7. Language Etiquette
- DO expect to see and hear a lot of English. Although Hebrew and Arabic are the official languages of Israel, most people speak English, as it is mandatory in Israeli schools. Street signs are also in Hebrew, Arabic, and English.
8. Visitors Etiquette
- DO bring a gift. A bottle of kosher wine or flowers is a perfect gift for your host.
- DO expect dinner at someone's home to last the entire evening.
- DON'T discuss business at someone's home.
- DO call to thank your hosts for their hospitality. A written thank you note isn't necessary.
- DO bargain when shopping. At bazaars sometimes you can get the merchant down to 25% of the original price. Bargaining at malls and big stores is a little harder, but you may want to give it a whirl anyway! The more you buy, the easier it will be to bargain.
10. Business Meeting
- DO schedule your appointments one or two days in advance. If you're meeting with a high-ranking official, then your appointment might take even longer to arrange.
- DO be on time. Meetings start within ten minutes of the scheduled start time. Business negotiations will begin quickly.
- DO feel comfortable making small talk in the beginning of the meeting. You may chat about weather, your hotel, family, etc., but avoid politics or religion unless you know your hosts views and don't be critical!
- DO expect business meetings to be fairly informal.

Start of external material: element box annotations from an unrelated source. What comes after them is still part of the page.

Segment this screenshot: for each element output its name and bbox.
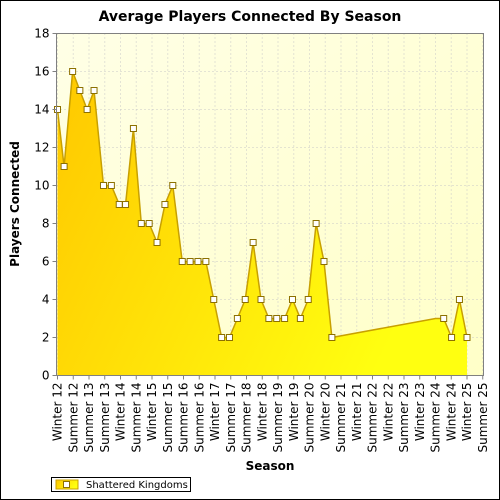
data-point xyxy=(60,163,68,170)
data-point xyxy=(304,296,312,303)
y-tick-label: 10 xyxy=(34,179,49,193)
x-tick-label: Summer 15 xyxy=(161,383,175,453)
legend-marker xyxy=(63,481,70,488)
x-tick-label: Summer 13 xyxy=(98,383,112,453)
data-point xyxy=(115,201,123,208)
data-point xyxy=(281,315,289,322)
x-tick-label: Summer 16 xyxy=(192,383,206,453)
x-tick-label: Summer 16 xyxy=(177,383,191,453)
x-tick-label: Winter 14 xyxy=(114,383,128,442)
x-tick-label: Winter 21 xyxy=(350,383,364,442)
y-tick-label: 4 xyxy=(42,293,50,307)
x-tick-label: Winter 23 xyxy=(413,383,427,442)
x-axis: Winter 12 Summer 12 Summer 13 Summer 13 Wint… xyxy=(51,375,490,453)
data-point xyxy=(312,220,320,227)
data-point xyxy=(186,258,194,265)
x-tick-label: Summer 23 xyxy=(397,383,411,453)
data-point xyxy=(161,201,169,208)
data-point xyxy=(122,201,130,208)
data-point xyxy=(129,125,137,132)
x-tick-label: Summer 22 xyxy=(366,383,380,453)
x-tick-label: Winter 17 xyxy=(208,383,222,442)
x-tick-label: Summer 25 xyxy=(476,383,490,453)
data-points xyxy=(54,68,471,341)
x-tick-label: Summer 14 xyxy=(129,383,143,453)
data-point xyxy=(107,182,115,189)
y-tick-label: 8 xyxy=(42,217,50,231)
y-tick-label: 6 xyxy=(42,255,50,269)
data-point xyxy=(90,87,98,94)
x-tick-label: Summer 21 xyxy=(334,383,348,453)
data-point xyxy=(99,182,107,189)
x-tick-label: Winter 15 xyxy=(145,383,159,442)
x-tick-label: Winter 24 xyxy=(444,383,458,442)
x-tick-label: Summer 20 xyxy=(303,383,317,453)
chart-title: Average Players Connected By Season xyxy=(99,9,402,25)
data-point xyxy=(241,296,249,303)
data-point xyxy=(153,239,161,246)
data-point xyxy=(210,296,218,303)
data-point xyxy=(145,220,153,227)
x-tick-label: Winter 19 xyxy=(287,383,301,442)
data-point xyxy=(83,106,91,113)
x-tick-label: Summer 12 xyxy=(66,383,80,453)
x-tick-label: Winter 25 xyxy=(460,383,474,442)
y-axis: 0 2 4 6 8 10 12 14 16 18 xyxy=(34,27,57,383)
legend: Shattered Kingdoms xyxy=(51,477,191,492)
y-tick-label: 16 xyxy=(34,65,49,79)
legend-box xyxy=(51,477,191,492)
data-point xyxy=(448,334,456,341)
x-tick-label: Summer 18 xyxy=(240,383,254,453)
data-point xyxy=(440,315,448,322)
y-tick-label: 12 xyxy=(34,141,49,155)
x-tick-label: Summer 13 xyxy=(82,383,96,453)
data-point xyxy=(455,296,463,303)
data-point xyxy=(76,87,84,94)
data-point xyxy=(233,315,241,322)
data-point xyxy=(202,258,210,265)
data-point xyxy=(225,334,233,341)
x-tick-label: Winter 12 xyxy=(51,383,65,442)
x-tick-label: Summer 17 xyxy=(224,383,238,453)
y-tick-label: 14 xyxy=(34,103,49,117)
y-tick-label: 2 xyxy=(42,331,50,345)
x-tick-label: Winter 18 xyxy=(255,383,269,442)
data-point xyxy=(249,239,257,246)
data-point xyxy=(463,334,471,341)
data-point xyxy=(288,296,296,303)
y-tick-label: 0 xyxy=(42,369,50,383)
y-tick-label: 18 xyxy=(34,27,49,41)
data-point xyxy=(328,334,336,341)
data-point xyxy=(69,68,77,75)
data-point xyxy=(296,315,304,322)
data-point xyxy=(273,315,281,322)
y-axis-title: Players Connected xyxy=(8,141,22,267)
plot-border xyxy=(56,33,484,376)
data-point xyxy=(194,258,202,265)
x-tick-label: Winter 22 xyxy=(381,383,395,442)
x-tick-label: Summer 19 xyxy=(271,383,285,453)
data-point xyxy=(137,220,145,227)
legend-series-label: Shattered Kingdoms xyxy=(86,480,188,491)
data-point xyxy=(320,258,328,265)
data-point xyxy=(169,182,177,189)
data-point xyxy=(265,315,273,322)
x-tick-label: Winter 20 xyxy=(318,383,332,442)
data-point xyxy=(257,296,265,303)
x-axis-title: Season xyxy=(246,459,295,473)
data-point xyxy=(218,334,226,341)
series-area-fill xyxy=(57,71,467,376)
data-point xyxy=(178,258,186,265)
x-tick-label: Summer 24 xyxy=(429,383,443,453)
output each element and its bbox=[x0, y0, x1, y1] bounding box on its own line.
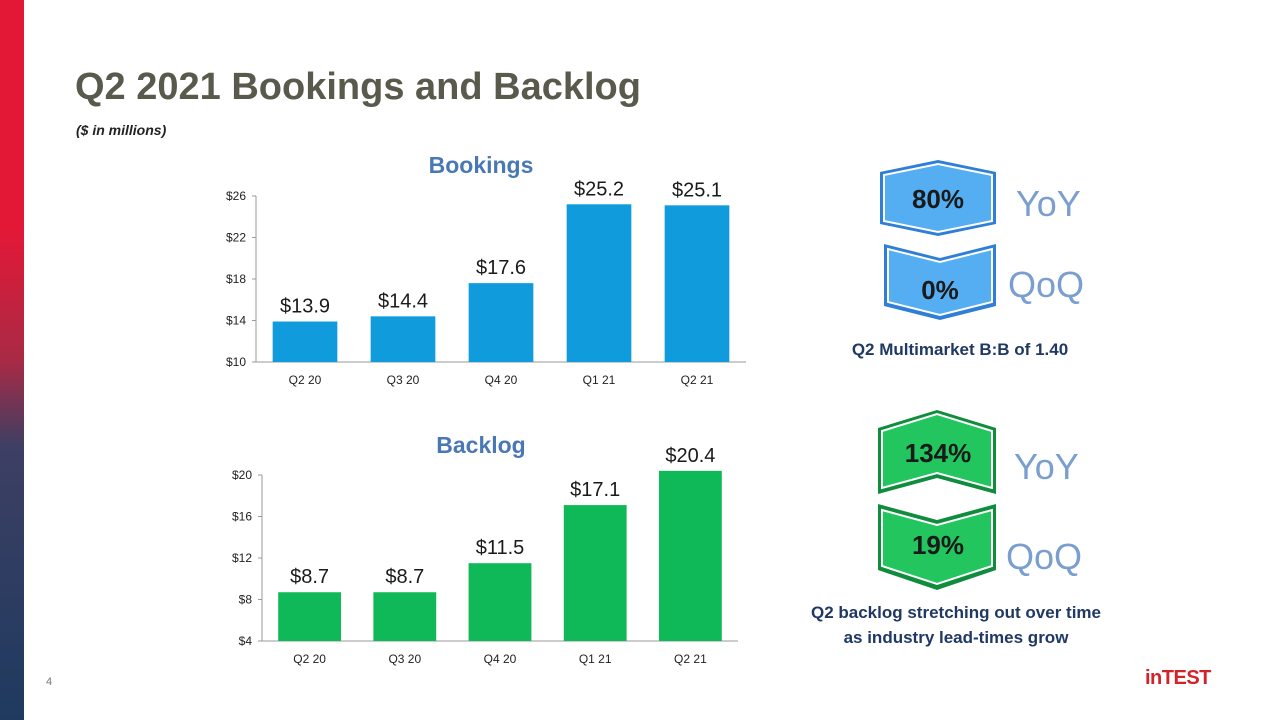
backlog-yoy-value: 134% bbox=[904, 438, 972, 468]
backlog-caption-line-2: as industry lead-times grow bbox=[843, 628, 1069, 647]
bookings-data-label: $25.1 bbox=[672, 179, 722, 201]
backlog-yoy-badge-icon bbox=[878, 410, 996, 494]
bookings-y-tick-label: $18 bbox=[226, 272, 246, 286]
backlog-x-tick-label: Q4 20 bbox=[484, 652, 517, 666]
backlog-y-tick-label: $20 bbox=[232, 468, 252, 482]
backlog-yoy-label: YoY bbox=[1014, 446, 1079, 487]
backlog-x-tick-label: Q3 20 bbox=[388, 652, 421, 666]
bookings-x-tick-label: Q2 20 bbox=[289, 373, 322, 387]
backlog-data-label: $11.5 bbox=[476, 537, 525, 559]
bookings-x-tick-label: Q1 21 bbox=[583, 373, 616, 387]
bookings-data-label: $13.9 bbox=[280, 296, 330, 318]
bookings-chart-title: Bookings bbox=[428, 152, 534, 178]
backlog-chart-title: Backlog bbox=[436, 432, 526, 458]
backlog-y-tick-label: $12 bbox=[232, 551, 252, 565]
backlog-x-tick-label: Q2 20 bbox=[293, 652, 326, 666]
backlog-data-label: $20.4 bbox=[665, 445, 715, 467]
backlog-y-tick-label: $16 bbox=[232, 510, 252, 524]
bookings-yoy-value: 80% bbox=[911, 184, 965, 214]
bookings-y-tick-label: $10 bbox=[226, 355, 246, 369]
page-title: Q2 2021 Bookings and Backlog bbox=[75, 66, 641, 108]
bookings-x-tick-label: Q2 21 bbox=[681, 373, 714, 387]
bookings-bar bbox=[566, 204, 632, 362]
backlog-bar bbox=[468, 563, 532, 641]
backlog-caption-line-1: Q2 backlog stretching out over time bbox=[810, 603, 1101, 622]
bookings-yoy-label: YoY bbox=[1016, 183, 1081, 224]
backlog-x-tick-label: Q1 21 bbox=[579, 652, 612, 666]
backlog-data-label: $8.7 bbox=[385, 566, 424, 588]
bookings-qoq-badge-icon bbox=[884, 244, 996, 320]
backlog-qoq-value: 19% bbox=[911, 530, 965, 560]
bookings-caption: Q2 Multimarket B:B of 1.40 bbox=[851, 340, 1069, 359]
backlog-qoq-badge-icon bbox=[878, 504, 996, 590]
bookings-bar bbox=[468, 283, 534, 362]
backlog-bar bbox=[278, 592, 342, 641]
bookings-bar bbox=[664, 205, 730, 362]
bookings-data-label: $25.2 bbox=[574, 178, 624, 200]
backlog-y-tick-label: $4 bbox=[239, 634, 253, 648]
backlog-data-label: $17.1 bbox=[570, 479, 620, 501]
backlog-qoq-label: QoQ bbox=[1006, 536, 1083, 577]
bookings-bar bbox=[272, 321, 338, 362]
bookings-qoq-value: 0% bbox=[921, 275, 959, 305]
bookings-bar bbox=[370, 316, 436, 362]
backlog-bar bbox=[563, 505, 627, 641]
bookings-x-tick-label: Q4 20 bbox=[485, 373, 518, 387]
bookings-data-label: $17.6 bbox=[476, 257, 526, 279]
units-note: ($ in millions) bbox=[76, 122, 167, 138]
bookings-y-tick-label: $14 bbox=[226, 314, 246, 328]
backlog-x-tick-label: Q2 21 bbox=[674, 652, 707, 666]
bookings-y-tick-label: $22 bbox=[226, 231, 246, 245]
backlog-y-tick-label: $8 bbox=[239, 593, 253, 607]
page-number: 4 bbox=[46, 676, 53, 688]
backlog-data-label: $8.7 bbox=[290, 566, 329, 588]
bookings-y-tick-label: $26 bbox=[226, 189, 246, 203]
bookings-data-label: $14.4 bbox=[378, 290, 428, 312]
backlog-bar bbox=[658, 470, 722, 641]
backlog-bar bbox=[373, 592, 437, 641]
company-logo: inTEST bbox=[1145, 667, 1211, 689]
bookings-x-tick-label: Q3 20 bbox=[387, 373, 420, 387]
backlog-caption: Q2 backlog stretching out over time as i… bbox=[760, 600, 1152, 650]
side-color-bar bbox=[0, 0, 24, 720]
bookings-qoq-label: QoQ bbox=[1008, 264, 1085, 305]
bookings-yoy-badge-icon bbox=[880, 160, 996, 236]
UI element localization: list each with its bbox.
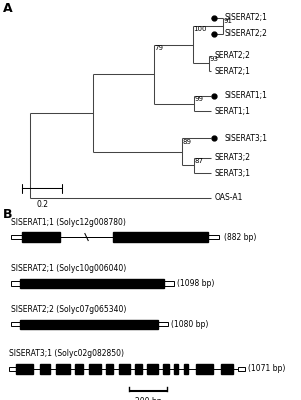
Text: 87: 87 (195, 158, 204, 164)
Text: SISERAT2;1: SISERAT2;1 (224, 13, 267, 22)
Bar (20, 320, 158, 329)
Bar (56, 364, 70, 374)
Text: (1098 bp): (1098 bp) (177, 279, 214, 288)
Bar (119, 364, 130, 374)
Text: A: A (3, 2, 13, 15)
Text: SERAT3;1: SERAT3;1 (214, 168, 250, 178)
Text: OAS-A1: OAS-A1 (214, 193, 243, 202)
Bar (238, 367, 245, 371)
Bar (11, 322, 20, 326)
Text: 99: 99 (195, 96, 204, 102)
Bar (174, 364, 178, 374)
Text: SISERAT2;1 (Solyc10g006040): SISERAT2;1 (Solyc10g006040) (11, 264, 126, 273)
Text: SISERAT1;1: SISERAT1;1 (224, 91, 267, 100)
Text: 200 bp: 200 bp (135, 397, 162, 400)
Text: SERAT3;2: SERAT3;2 (214, 153, 250, 162)
Bar (75, 364, 83, 374)
Text: 100: 100 (193, 26, 207, 32)
Bar (113, 232, 208, 242)
Bar (106, 364, 113, 374)
Text: (1080 bp): (1080 bp) (171, 320, 208, 329)
Text: SISERAT3;1: SISERAT3;1 (224, 134, 267, 142)
Text: 79: 79 (154, 45, 163, 51)
Text: (1071 bp): (1071 bp) (248, 364, 285, 374)
Text: 93: 93 (210, 56, 219, 62)
Bar (158, 322, 168, 326)
Bar (147, 364, 158, 374)
Bar (135, 364, 142, 374)
Text: SERAT2;2: SERAT2;2 (214, 51, 250, 60)
Bar (184, 364, 188, 374)
Bar (196, 364, 213, 374)
Bar (9, 367, 16, 371)
Bar (164, 282, 174, 286)
Text: SERAT1;1: SERAT1;1 (214, 107, 250, 116)
Text: SISERAT3;1 (Solyc02g082850): SISERAT3;1 (Solyc02g082850) (9, 350, 124, 358)
Bar (11, 282, 20, 286)
Text: SISERAT2;2 (Solyc07g065340): SISERAT2;2 (Solyc07g065340) (11, 305, 126, 314)
Bar (11, 235, 22, 239)
Bar (20, 279, 164, 288)
Text: B: B (3, 208, 13, 221)
Bar (221, 364, 233, 374)
Bar (89, 364, 101, 374)
Text: 91: 91 (223, 18, 232, 24)
Bar (40, 364, 50, 374)
Text: SISERAT2;2: SISERAT2;2 (224, 30, 267, 38)
Text: 89: 89 (183, 139, 192, 145)
Text: SISERAT1;1 (Solyc12g008780): SISERAT1;1 (Solyc12g008780) (11, 218, 126, 226)
Text: (882 bp): (882 bp) (224, 232, 257, 242)
Bar (16, 364, 33, 374)
Text: SERAT2;1: SERAT2;1 (214, 66, 250, 76)
Bar (163, 364, 169, 374)
Bar (208, 235, 219, 239)
Bar (22, 232, 60, 242)
Text: 0.2: 0.2 (36, 200, 48, 209)
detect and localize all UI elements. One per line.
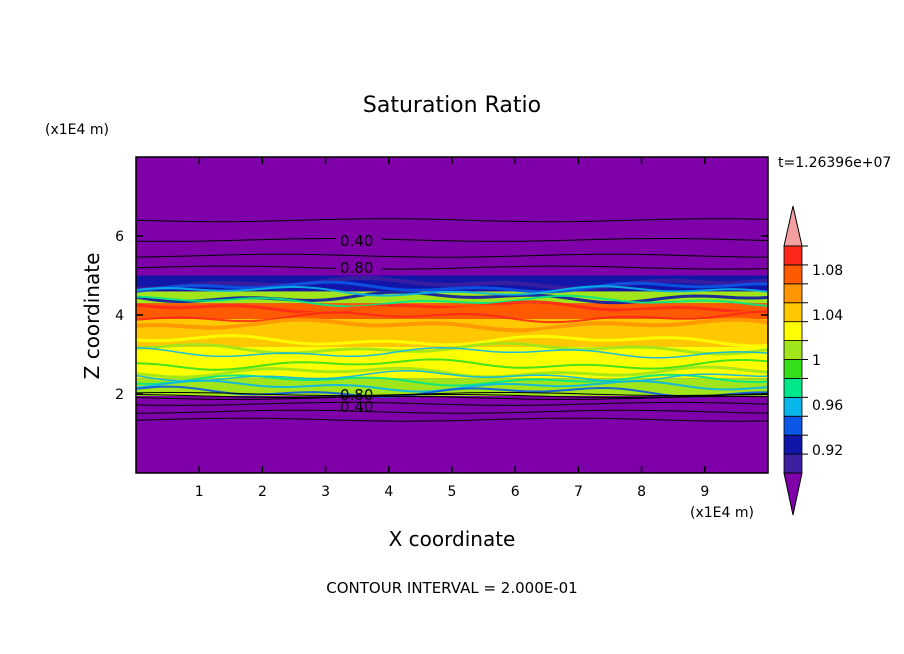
color-streaks xyxy=(135,276,769,398)
color-streak xyxy=(135,325,769,340)
x-tick-label: 7 xyxy=(574,484,583,500)
color-streak xyxy=(135,346,769,359)
colorbar-extend-bottom xyxy=(783,472,803,516)
contour-line xyxy=(135,253,769,258)
y-axis-label: Z coordinate xyxy=(80,253,104,380)
colorbar-box xyxy=(783,396,803,417)
color-streak xyxy=(135,365,769,379)
color-streak xyxy=(135,334,769,348)
x-tick-label: 6 xyxy=(511,484,520,500)
contour-label: 0.40 xyxy=(340,232,373,250)
color-streak xyxy=(135,300,769,315)
plot-area xyxy=(135,156,769,474)
color-streak xyxy=(135,285,769,297)
color-streak xyxy=(135,280,768,294)
colorbar-label: 1.08 xyxy=(812,263,843,279)
contour-label: 0.80 xyxy=(340,386,373,404)
colorbar-extend-top xyxy=(783,205,803,247)
y-axis: 2 4 6 xyxy=(115,229,768,403)
color-streak xyxy=(135,304,769,319)
x-axis: 1 2 3 4 5 6 7 8 9 xyxy=(195,157,709,500)
color-streak xyxy=(135,317,769,333)
color-streak xyxy=(135,370,768,383)
x-tick-label: 1 xyxy=(195,484,204,500)
x-tick-label: 2 xyxy=(258,484,267,500)
contour-label: 0.40 xyxy=(340,398,373,416)
contour-line xyxy=(135,396,769,400)
y-tick-label: 4 xyxy=(115,308,124,324)
color-streak xyxy=(135,294,769,308)
contour-line xyxy=(135,401,769,406)
x-tick-label: 9 xyxy=(700,484,709,500)
contour-line xyxy=(135,409,769,414)
contour-line xyxy=(135,392,769,396)
x-tick-label: 5 xyxy=(448,484,457,500)
color-streak xyxy=(135,385,768,398)
contour-label-bg xyxy=(336,232,382,248)
y-tick-label: 6 xyxy=(115,229,124,245)
y-tick-label: 2 xyxy=(115,387,124,403)
saturation-band xyxy=(136,395,768,473)
contour-label: 0.80 xyxy=(340,259,373,277)
colorbar-box xyxy=(783,415,803,436)
colorbar-box xyxy=(783,434,803,455)
color-streak xyxy=(135,373,769,387)
colorbar-label: 0.96 xyxy=(812,398,843,414)
saturation-band xyxy=(136,157,768,276)
contour-line xyxy=(135,265,769,270)
x-tick-label: 8 xyxy=(637,484,646,500)
contour-label-bg xyxy=(336,259,382,275)
color-streak xyxy=(135,349,769,363)
contour-label-group: 0.40 0.80 0.80 0.40 xyxy=(336,232,382,416)
contour-line xyxy=(135,238,769,242)
colorbar-box xyxy=(783,359,803,379)
colorbar-box xyxy=(783,245,803,266)
contour-line xyxy=(135,394,769,398)
contour-interval-footer: CONTOUR INTERVAL = 2.000E-01 xyxy=(326,579,577,597)
contour-line xyxy=(135,218,769,223)
colorbar-box xyxy=(783,283,803,304)
time-label: t=1.26396e+07 xyxy=(778,155,891,171)
colorbar-box xyxy=(783,378,803,398)
contour-lines xyxy=(135,218,769,422)
x-axis-label: X coordinate xyxy=(389,527,516,551)
color-streak xyxy=(135,310,769,324)
colorbar-label: 1 xyxy=(812,353,821,369)
colorbar-box xyxy=(783,264,803,285)
x-unit-label: (x1E4 m) xyxy=(690,505,754,521)
x-tick-label: 3 xyxy=(321,484,330,500)
colorbar-box xyxy=(783,453,803,474)
colorbar-box xyxy=(783,321,803,341)
x-tick-label: 4 xyxy=(384,484,393,500)
y-unit-label: (x1E4 m) xyxy=(45,122,109,138)
colorbar-box xyxy=(783,340,803,360)
colorbar-box xyxy=(783,302,803,323)
color-streak xyxy=(135,276,769,291)
colorbar-label: 0.92 xyxy=(812,443,843,459)
chart-title: Saturation Ratio xyxy=(363,93,541,118)
colorbar xyxy=(783,205,808,516)
colorbar-label: 1.04 xyxy=(812,308,843,324)
contour-line xyxy=(135,417,769,422)
color-streak xyxy=(135,358,769,371)
colorbar-labels: 1.08 1.04 1 0.96 0.92 xyxy=(812,263,843,459)
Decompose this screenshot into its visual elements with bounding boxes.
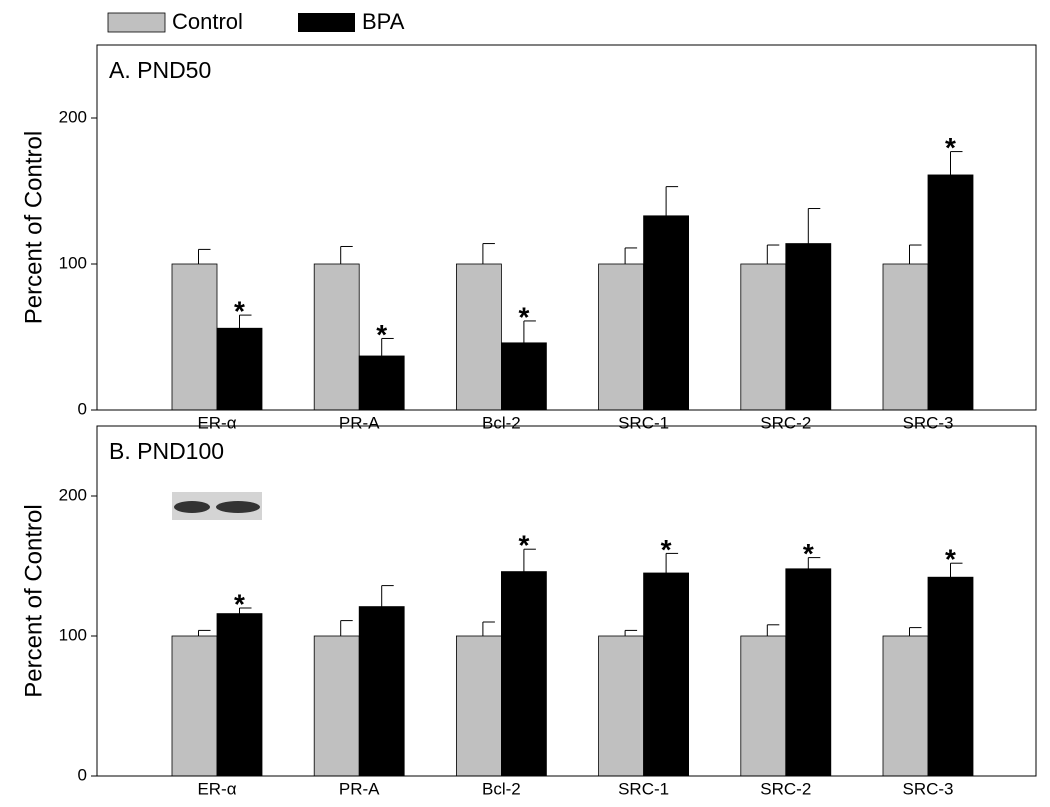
bar xyxy=(216,327,263,411)
x-tick-label: SRC-1 xyxy=(618,413,669,432)
bar xyxy=(500,571,547,777)
x-tick-label: SRC-2 xyxy=(760,413,811,432)
significance-mark: * xyxy=(376,319,387,350)
significance-mark: * xyxy=(234,295,245,326)
bar xyxy=(882,635,929,777)
bar xyxy=(927,174,974,411)
significance-mark: * xyxy=(945,132,956,163)
bar xyxy=(643,215,689,411)
significance-mark: * xyxy=(945,544,956,575)
bar xyxy=(313,263,360,411)
bar xyxy=(785,243,832,411)
legend-swatch xyxy=(298,13,355,32)
bar xyxy=(598,263,644,411)
y-axis-label: Percent of Control xyxy=(20,131,47,324)
y-tick-label: 100 xyxy=(59,625,87,644)
significance-mark: * xyxy=(803,538,814,569)
x-tick-label: SRC-3 xyxy=(902,779,953,798)
y-tick-label: 0 xyxy=(78,765,87,784)
significance-mark: * xyxy=(234,588,245,619)
x-tick-label: ER-α xyxy=(197,779,236,798)
bar xyxy=(216,613,263,777)
bar xyxy=(455,635,502,777)
bar xyxy=(171,635,218,777)
bar xyxy=(358,606,405,777)
x-tick-label: PR-A xyxy=(339,413,380,432)
bar xyxy=(171,263,218,411)
bar xyxy=(740,635,787,777)
x-tick-label: Bcl-2 xyxy=(482,779,521,798)
bar xyxy=(313,635,360,777)
plot-frame xyxy=(96,44,1037,411)
y-tick-label: 200 xyxy=(59,485,87,504)
blot-image xyxy=(172,492,262,520)
x-tick-label: PR-A xyxy=(339,779,380,798)
bar xyxy=(643,572,689,777)
y-axis-label: Percent of Control xyxy=(20,504,47,697)
x-tick-label: SRC-2 xyxy=(760,779,811,798)
y-tick-label: 0 xyxy=(78,399,87,418)
significance-mark: * xyxy=(518,530,529,561)
legend-label: Control xyxy=(172,9,243,34)
bar xyxy=(785,568,832,777)
plot-frame xyxy=(96,425,1037,777)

- DON'T expect to receive business cards when doing business in Israel. Unless the meeting is with a big company, business cards are usually not exchanged.
In spite if Israel being a fairly Westernized country, you'll find that in some respects, the people of Israel are very traditional due to the laws of Judaism. Enjoy your trip to Israel, but remember to respect their customs and religion.